Ammara asks Zubair to give her divorce, but Zubair doesn't take it seriously since he sees Ammara as a weak woman who can't survive without him. She becomes a strong woman, he divorces her, and she moves back to her father's house. Jumshaid's wife demands they move, as she doesn't want her daughters to live with Ammara. Jumshaid moves his family to a new home but isn't happy with his wife's decision.

Faizan, his mother and his sister leave for a family wedding. His wife, Maira, stays home and calls Abbas after everyone has left. A minor accident on the way to the wedding causes the family to come home early, catching Maira and Abbas together. Faizan divorces Maira. It makes him realize how badly he treated Ammara and how much he misses her. He sends his mother, who hadn't treated Ammara any better, to Ammara's house with a proposal of marriage. Jumshaid gets angry and rejects Faizan's proposal.
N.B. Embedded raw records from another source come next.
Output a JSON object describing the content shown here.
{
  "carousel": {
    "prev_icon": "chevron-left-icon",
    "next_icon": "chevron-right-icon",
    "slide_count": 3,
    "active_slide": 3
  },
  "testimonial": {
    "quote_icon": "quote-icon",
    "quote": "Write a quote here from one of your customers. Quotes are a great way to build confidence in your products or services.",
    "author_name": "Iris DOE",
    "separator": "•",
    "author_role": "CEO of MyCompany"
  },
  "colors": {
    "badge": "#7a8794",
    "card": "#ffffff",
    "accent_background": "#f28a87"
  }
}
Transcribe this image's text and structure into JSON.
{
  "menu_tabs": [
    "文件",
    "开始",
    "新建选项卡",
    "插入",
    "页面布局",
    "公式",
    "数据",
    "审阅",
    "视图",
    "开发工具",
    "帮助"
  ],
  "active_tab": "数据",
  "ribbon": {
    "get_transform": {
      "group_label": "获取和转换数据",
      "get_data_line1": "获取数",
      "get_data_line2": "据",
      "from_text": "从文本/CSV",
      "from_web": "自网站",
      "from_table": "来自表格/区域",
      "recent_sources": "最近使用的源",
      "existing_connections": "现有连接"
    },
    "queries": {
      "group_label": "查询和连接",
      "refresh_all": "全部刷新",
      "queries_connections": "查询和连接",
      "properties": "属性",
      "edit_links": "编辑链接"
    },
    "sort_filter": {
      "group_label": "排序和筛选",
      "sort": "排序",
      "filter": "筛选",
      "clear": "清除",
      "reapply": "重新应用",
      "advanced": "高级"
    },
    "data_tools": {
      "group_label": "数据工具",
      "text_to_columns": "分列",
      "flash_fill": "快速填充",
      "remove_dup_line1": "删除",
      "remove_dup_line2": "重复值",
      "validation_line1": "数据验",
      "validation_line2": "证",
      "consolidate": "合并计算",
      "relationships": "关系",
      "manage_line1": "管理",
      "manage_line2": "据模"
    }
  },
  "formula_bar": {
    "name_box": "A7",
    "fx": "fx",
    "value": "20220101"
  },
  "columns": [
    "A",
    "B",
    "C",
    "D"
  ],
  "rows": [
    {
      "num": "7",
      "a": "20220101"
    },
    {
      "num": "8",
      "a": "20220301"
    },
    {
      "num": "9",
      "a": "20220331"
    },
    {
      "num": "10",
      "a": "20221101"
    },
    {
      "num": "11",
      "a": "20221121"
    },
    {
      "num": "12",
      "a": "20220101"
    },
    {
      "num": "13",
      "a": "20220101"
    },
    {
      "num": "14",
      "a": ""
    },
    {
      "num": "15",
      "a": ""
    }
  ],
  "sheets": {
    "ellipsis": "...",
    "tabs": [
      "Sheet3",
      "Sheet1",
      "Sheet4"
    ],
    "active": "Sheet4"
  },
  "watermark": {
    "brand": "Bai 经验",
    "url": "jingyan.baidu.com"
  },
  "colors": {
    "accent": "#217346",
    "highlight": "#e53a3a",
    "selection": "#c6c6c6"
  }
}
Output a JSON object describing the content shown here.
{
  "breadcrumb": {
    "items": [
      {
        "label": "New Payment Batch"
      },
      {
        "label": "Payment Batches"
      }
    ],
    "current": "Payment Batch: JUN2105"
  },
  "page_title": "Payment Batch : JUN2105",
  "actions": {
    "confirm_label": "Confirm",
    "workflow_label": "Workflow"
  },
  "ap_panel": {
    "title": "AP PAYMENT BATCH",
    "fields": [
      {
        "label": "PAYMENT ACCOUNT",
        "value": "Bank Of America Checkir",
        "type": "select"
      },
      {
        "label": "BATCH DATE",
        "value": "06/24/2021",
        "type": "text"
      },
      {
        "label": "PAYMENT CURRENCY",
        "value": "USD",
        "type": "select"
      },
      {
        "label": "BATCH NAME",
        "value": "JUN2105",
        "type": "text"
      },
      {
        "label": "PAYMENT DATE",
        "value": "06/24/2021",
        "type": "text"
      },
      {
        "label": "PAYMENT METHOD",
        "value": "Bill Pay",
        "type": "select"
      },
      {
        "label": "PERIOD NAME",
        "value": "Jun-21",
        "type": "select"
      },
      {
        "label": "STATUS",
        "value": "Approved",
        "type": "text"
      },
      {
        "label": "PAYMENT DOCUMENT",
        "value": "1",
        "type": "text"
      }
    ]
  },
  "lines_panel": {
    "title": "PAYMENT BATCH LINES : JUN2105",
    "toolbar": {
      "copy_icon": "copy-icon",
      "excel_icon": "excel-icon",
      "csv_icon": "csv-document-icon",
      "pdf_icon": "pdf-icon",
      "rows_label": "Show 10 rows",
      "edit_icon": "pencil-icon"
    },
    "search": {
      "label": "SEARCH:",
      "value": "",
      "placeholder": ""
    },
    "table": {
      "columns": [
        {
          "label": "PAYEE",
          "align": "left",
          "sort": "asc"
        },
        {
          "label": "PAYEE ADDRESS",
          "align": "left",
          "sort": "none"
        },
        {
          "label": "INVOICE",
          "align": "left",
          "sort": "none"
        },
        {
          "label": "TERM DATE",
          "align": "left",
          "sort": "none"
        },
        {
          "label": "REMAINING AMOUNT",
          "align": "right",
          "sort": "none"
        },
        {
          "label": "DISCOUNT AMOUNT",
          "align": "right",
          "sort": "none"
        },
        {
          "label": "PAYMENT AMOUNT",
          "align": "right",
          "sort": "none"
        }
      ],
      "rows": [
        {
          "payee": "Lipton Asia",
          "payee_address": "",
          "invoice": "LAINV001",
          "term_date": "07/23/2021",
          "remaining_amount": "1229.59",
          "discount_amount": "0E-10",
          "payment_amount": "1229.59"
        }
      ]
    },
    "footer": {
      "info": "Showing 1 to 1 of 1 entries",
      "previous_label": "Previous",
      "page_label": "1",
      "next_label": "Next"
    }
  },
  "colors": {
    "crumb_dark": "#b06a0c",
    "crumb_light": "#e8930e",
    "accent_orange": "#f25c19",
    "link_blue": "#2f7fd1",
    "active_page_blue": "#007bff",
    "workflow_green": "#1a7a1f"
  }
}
Zubair goes to Zaid, who turns out to be a journalist, to tell him about Ammara's rape scandal, asking to publish it as "chatpati" news in the newspaper. Zaid refuses angrily, and throws Zubair out. Zubair discovers he is dying of liver cancer. When Ammara finds out, she gives ten lakhs to Zubair's parents for his treatment. On his deathbed, Zubair asks his father to go to Ammara and apologize to her and then dies. When his father goes to Ammara's house, he returns her money and apologizes; She forgives everyone.

The three men who raped Ammara make a plan to rob Jumshaid's house. Before the robbery, they go to a restaurant where Ammara while dining with Zaid, recognizes them. She informs Zaid about who they are causing Zaid to want to fight them, but Ammara stops him, saying "humain sabit qadam rehna chahiye warna inhe shuk ho jaye ga,Ye jab dakaiti kar rhe hongay tau inhe rangay hathoon pakarwain gay". Instead, he calls his friend, a senior rank of police, to send his team of police to follow the men.

The men go to Jamshaid's house, planning to rape his wife, but the police arrive and arrest them before they can. When she learns she was saved because of Ammara, she feels regretful. Ammara is nominated for ten fashion designers awards. She gives Zaid an interview for his newspaper with the title "Main Gunehgar Nahin". With Zaid's urging, Ammara agrees to marry Faizan. When he learns they're engaged, he realizes how much he loves her, unaware that Ammara also loves him very much. Faizan asks her to go to Zaid; he says that "jao main ne pehle bhi tumhain boht taqleef Di hai agar tum Zaid k sath khush ho tau jao ghar waloon ko mein samjha loonga". She confesses her love to Zaid, and they get married.

== Cast ==

- Mawra Hocane as Ammara
- Sami Khan as Faizan (Ammara's fiancé)
- Shamoon Abbasi as Zubair
- Faizan Khawaja as Zaid
- Danish Ali as Talha
- Hira Pervaiz as Myra (Faizan's wife)
- Farooq Zameer as Ammara's Father
- Salahuddin Tunio as Ammara's father-in-law
- Amsa Ali
- Binita Marshal

== Reception ==
A reviewer from The Quint noted the strong narrative of the series appreciating the handling of the sensitive topic of rape and its aftermath responsibly.